Quelles sont les marges de manœuvre gouvernementales ?

Elles sont faibles. Nicolas Sarkozy a limité considérablement le champ d’action de cette fiscalité verte, lors des conclusions du Grenelle de l’environnement, en octobre 2007. L’intention de l’Élysée et du gouvernement est de procéder à un déplacement de la fiscalité du travail vers la réduction de la pollution, « afin de ne pas alourdir la pression fiscale sur le travail et de ne pas pénaliser la croissance » , souligne le livre blanc. Le chef de l’État rejette en effet toute augmentation d’impôt et n’a pas caché que cette nouvelle écotaxe serait un des moyens de compenser la suppression de la taxe professionnelle acquittée par les entreprises. Ce qui a fait bondir l’association de consommateurs Que choisir : « Le gouvernement doit renoncer définitivement à un projet de “TVA sociale carburant” qui consisterait à utiliser la taxe carbone pour baisser les charges sociales. » « On sait déjà que l’on tablerait sur une collecte située entre 5 et 6 milliards d’euros, ajoute Laurent Hutinet, en charge de ces questions pour Les Amis de la Terre, ce qui semble mineur comparé au plan de relance, qui est de l’ordre de 70 milliards. On ne dégage donc pas les moyens qu’il faudrait pour réorienter l’économie française. »
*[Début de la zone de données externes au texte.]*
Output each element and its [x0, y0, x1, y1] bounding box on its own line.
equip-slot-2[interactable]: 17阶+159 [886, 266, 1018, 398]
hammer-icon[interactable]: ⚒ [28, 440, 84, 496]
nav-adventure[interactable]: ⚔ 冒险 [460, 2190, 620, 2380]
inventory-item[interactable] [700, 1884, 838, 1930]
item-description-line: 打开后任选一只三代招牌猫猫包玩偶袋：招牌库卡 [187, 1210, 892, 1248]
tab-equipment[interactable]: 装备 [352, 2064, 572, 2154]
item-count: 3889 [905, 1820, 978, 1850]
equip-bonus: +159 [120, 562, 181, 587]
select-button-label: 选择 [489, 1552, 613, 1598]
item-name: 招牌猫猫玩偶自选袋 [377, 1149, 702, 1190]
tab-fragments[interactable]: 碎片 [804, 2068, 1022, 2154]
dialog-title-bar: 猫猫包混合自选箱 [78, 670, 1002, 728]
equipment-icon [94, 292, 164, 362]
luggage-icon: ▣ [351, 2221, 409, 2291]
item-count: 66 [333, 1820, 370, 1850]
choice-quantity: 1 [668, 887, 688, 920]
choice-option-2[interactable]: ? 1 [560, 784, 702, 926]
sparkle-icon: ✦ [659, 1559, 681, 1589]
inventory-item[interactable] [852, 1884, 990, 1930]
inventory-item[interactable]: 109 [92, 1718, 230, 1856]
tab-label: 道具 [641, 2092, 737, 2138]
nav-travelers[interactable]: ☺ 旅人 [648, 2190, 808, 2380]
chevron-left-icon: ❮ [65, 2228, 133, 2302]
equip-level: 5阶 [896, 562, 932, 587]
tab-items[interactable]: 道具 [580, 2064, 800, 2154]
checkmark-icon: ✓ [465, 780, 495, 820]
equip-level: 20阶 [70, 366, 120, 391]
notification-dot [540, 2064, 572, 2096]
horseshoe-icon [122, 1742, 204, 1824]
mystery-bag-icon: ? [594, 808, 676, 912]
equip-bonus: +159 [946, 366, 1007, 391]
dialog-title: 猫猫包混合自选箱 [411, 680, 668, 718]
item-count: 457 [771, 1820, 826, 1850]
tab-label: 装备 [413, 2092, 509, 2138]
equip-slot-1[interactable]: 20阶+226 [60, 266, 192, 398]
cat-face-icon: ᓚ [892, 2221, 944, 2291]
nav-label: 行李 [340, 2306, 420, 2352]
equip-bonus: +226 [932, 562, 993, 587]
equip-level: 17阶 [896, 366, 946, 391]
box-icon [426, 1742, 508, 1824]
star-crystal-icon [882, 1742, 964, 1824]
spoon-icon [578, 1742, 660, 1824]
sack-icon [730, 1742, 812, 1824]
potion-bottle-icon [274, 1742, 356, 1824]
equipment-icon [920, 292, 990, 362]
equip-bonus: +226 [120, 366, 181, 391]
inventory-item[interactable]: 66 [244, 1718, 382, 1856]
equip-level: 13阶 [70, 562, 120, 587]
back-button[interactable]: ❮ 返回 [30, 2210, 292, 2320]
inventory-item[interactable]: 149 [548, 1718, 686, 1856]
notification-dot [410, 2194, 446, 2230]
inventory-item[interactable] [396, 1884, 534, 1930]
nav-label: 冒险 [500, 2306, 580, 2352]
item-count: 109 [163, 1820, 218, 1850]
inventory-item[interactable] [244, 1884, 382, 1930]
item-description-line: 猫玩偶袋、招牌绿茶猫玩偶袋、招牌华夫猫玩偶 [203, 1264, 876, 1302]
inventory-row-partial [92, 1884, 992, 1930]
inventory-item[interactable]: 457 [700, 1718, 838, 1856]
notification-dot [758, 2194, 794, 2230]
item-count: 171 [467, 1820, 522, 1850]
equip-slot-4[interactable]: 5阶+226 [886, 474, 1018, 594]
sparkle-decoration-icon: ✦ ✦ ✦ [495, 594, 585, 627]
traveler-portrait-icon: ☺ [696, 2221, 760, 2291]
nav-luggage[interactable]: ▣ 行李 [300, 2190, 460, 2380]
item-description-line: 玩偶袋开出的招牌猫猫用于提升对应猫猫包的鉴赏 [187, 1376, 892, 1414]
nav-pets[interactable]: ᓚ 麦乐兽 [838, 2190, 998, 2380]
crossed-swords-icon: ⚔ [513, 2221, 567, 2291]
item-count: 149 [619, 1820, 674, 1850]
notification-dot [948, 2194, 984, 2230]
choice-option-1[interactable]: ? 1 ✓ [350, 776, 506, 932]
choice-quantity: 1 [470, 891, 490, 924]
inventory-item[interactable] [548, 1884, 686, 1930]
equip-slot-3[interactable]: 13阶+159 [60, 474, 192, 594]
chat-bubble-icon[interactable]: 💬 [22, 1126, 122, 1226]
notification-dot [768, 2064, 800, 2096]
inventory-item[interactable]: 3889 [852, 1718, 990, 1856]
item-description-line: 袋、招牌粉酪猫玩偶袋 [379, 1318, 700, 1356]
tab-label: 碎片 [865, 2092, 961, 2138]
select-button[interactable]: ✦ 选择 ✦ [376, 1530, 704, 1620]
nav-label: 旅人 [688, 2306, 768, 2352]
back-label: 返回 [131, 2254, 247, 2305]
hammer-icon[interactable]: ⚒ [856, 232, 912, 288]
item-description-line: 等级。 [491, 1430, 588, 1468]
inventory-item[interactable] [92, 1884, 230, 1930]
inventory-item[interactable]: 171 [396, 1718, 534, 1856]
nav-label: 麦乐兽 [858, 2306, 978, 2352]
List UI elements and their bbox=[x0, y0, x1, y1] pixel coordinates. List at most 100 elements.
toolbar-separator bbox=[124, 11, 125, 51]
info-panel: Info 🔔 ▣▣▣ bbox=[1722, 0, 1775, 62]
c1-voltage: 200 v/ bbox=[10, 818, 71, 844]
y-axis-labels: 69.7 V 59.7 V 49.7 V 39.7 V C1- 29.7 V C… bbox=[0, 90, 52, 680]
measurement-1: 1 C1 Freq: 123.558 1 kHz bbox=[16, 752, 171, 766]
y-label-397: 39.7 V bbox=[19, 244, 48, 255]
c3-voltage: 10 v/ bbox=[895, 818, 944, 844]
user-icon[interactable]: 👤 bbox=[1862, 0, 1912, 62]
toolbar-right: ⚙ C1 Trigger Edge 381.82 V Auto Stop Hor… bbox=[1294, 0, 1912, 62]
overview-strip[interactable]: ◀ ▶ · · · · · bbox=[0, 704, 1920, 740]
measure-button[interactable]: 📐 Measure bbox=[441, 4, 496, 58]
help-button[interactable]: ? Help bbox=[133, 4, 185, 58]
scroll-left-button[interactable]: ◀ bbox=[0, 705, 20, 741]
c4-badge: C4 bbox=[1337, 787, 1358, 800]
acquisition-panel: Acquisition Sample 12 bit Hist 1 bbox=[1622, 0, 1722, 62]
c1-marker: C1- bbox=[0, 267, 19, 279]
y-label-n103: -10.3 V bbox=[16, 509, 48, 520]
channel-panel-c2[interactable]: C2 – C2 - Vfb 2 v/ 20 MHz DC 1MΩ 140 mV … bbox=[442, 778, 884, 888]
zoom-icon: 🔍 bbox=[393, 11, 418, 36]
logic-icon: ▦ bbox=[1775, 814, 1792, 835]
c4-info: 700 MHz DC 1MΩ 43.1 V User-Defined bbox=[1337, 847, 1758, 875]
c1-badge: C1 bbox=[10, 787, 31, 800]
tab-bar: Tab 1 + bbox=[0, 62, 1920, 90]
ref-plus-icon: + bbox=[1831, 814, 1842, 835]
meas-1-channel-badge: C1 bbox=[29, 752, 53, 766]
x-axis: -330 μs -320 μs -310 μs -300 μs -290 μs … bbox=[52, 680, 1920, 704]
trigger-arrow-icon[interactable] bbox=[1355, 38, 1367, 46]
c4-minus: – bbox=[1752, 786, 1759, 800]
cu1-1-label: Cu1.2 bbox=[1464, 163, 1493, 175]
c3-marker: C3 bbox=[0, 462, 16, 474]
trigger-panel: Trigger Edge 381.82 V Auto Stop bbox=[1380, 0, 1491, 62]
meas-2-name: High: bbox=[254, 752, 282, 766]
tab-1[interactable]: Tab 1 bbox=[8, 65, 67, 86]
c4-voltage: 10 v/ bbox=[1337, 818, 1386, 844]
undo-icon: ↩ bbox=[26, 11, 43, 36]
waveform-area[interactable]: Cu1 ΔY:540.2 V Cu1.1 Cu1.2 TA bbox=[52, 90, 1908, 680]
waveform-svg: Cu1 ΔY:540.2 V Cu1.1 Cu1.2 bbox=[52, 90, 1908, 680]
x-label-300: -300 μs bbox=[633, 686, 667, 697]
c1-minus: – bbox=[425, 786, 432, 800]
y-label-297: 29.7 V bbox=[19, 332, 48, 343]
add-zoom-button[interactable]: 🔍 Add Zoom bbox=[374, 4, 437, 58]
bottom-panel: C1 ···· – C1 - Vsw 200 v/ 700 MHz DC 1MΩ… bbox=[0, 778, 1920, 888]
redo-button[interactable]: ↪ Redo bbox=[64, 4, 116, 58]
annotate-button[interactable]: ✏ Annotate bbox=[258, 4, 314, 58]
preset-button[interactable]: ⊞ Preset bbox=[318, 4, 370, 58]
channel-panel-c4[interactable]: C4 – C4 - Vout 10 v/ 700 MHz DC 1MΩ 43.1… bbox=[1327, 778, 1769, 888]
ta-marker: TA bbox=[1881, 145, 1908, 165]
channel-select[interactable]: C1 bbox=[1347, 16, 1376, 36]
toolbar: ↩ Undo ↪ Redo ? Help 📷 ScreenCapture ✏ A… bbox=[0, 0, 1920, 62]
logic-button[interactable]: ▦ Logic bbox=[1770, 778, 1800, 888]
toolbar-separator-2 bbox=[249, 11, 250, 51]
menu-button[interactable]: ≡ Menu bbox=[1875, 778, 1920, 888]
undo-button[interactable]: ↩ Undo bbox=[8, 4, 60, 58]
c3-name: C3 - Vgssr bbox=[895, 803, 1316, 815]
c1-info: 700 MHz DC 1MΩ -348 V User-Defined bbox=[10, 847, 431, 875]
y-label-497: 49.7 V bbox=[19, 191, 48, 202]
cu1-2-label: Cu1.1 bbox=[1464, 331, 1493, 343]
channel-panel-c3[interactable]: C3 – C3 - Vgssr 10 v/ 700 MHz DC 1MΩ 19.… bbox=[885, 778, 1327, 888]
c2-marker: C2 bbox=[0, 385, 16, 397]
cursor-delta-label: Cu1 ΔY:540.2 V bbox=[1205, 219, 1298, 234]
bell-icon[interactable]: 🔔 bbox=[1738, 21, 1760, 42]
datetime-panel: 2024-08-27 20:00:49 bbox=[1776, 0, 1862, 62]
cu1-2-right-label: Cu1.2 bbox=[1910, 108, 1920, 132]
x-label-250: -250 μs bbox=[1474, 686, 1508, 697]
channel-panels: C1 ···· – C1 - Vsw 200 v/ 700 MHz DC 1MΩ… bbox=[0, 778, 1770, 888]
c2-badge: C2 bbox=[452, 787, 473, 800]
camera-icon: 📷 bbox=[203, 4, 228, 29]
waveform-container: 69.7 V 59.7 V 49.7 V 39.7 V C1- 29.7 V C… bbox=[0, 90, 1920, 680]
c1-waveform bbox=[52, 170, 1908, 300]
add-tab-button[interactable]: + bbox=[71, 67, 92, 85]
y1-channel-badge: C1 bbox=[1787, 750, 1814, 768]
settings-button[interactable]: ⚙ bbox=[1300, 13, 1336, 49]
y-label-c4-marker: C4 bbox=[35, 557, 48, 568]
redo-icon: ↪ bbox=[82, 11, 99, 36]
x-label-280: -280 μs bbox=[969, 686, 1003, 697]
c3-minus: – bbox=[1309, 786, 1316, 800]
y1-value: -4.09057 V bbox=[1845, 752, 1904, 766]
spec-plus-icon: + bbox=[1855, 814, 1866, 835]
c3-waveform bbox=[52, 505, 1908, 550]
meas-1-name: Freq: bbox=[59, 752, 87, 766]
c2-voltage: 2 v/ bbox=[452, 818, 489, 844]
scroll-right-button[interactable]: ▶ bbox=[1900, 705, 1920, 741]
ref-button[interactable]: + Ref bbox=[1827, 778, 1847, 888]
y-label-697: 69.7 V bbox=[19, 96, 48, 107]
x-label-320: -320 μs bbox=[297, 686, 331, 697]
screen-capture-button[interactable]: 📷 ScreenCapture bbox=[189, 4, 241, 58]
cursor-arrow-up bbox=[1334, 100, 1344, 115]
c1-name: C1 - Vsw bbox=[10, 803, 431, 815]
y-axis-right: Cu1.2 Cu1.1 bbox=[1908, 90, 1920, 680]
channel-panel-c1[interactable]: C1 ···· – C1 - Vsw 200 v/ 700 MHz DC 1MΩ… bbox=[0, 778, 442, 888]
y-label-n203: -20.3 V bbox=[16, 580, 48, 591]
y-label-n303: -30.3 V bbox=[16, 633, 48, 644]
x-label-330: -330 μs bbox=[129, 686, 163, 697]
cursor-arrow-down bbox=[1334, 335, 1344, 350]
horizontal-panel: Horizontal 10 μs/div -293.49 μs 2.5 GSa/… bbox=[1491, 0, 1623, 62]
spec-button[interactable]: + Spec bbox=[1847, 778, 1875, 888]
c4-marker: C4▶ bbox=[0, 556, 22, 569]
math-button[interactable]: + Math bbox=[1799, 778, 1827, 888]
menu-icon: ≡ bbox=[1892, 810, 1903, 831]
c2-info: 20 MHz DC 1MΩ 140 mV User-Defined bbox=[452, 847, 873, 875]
L’électricité et les entreprises sont-elles concernées ?

Jean-Louis Borloo et Christine Lagarde expliquent dans le livre blanc que la contribution ne concernera que les émissions de gaz à effet de serre. « Par idéologie pronucléaire, Nicolas Sarkozy s’est focalisé sur les énergies fossiles alors que l’ensemble des participants au Grenelle de l’environnement s’était rallié à une taxe à assiette mixte : énergie et gaz à effet de serre, commente Philippe Quirion. On ne s’attaque pas à l’explosion des usages de l’électricité alors que de grosses sources d’économie existent, et que des comportements et des appareils très gaspilleurs, comme les écrans plasma, se diffusent. Et on favorise le chauffage électrique aux dépens des autres sources d’énergie. » D’autre part, les entreprises pourraient être exemptées, car déjà soumises au marché européen de quotas d’émission mis en place en 2005, « alors que ce marché des droits à polluer s’est révélé plus efficace pour stimuler la spéculation financière que pour réduire les émissions de gaz à effet de serre » , souligne Geneviève Azam, économiste, membre du conseil scientifique d’Attac.

Une écotaxe parmi d’autres ?

Il existe déjà une fiscalité environnementale avec plus d’une cinquantaine de taxes, qui représentaient seulement 2,1 % du PIB en 2004. Si l’on inclut les nouvelles mesures adoptées dans la loi de finances pour 2009, l’ensemble forme une usine à gaz à l’efficacité contestée. « Il faudrait reprendre ces outils et leur donner une cohérence, de façon à assurer des objectifs de réduction des émissions de CO2 et de méthane », estime Laurent Hutinet. La fiscalité environnementale « n’existe pour ainsi dire pas en France, et elle est difficile à mettre en œuvre en Europe ; en témoigne le débat sur la mise en place soit d’une taxe carbone, prônée par la France car elle ne concerne pas le nucléaire, soit d’une taxe sur le contenu énergétique, que d’autres pays demandent pour, précisément, imposer aussi le nucléaire » , explique Vincent Drezet, du Syndicat national unifié des impôts (Snui). Dans ces conditions, la fiscalité écologique risque de n’être qu’un transfert de charge surfant sur la sensibilité de l’opinion et un enjeu fondamental.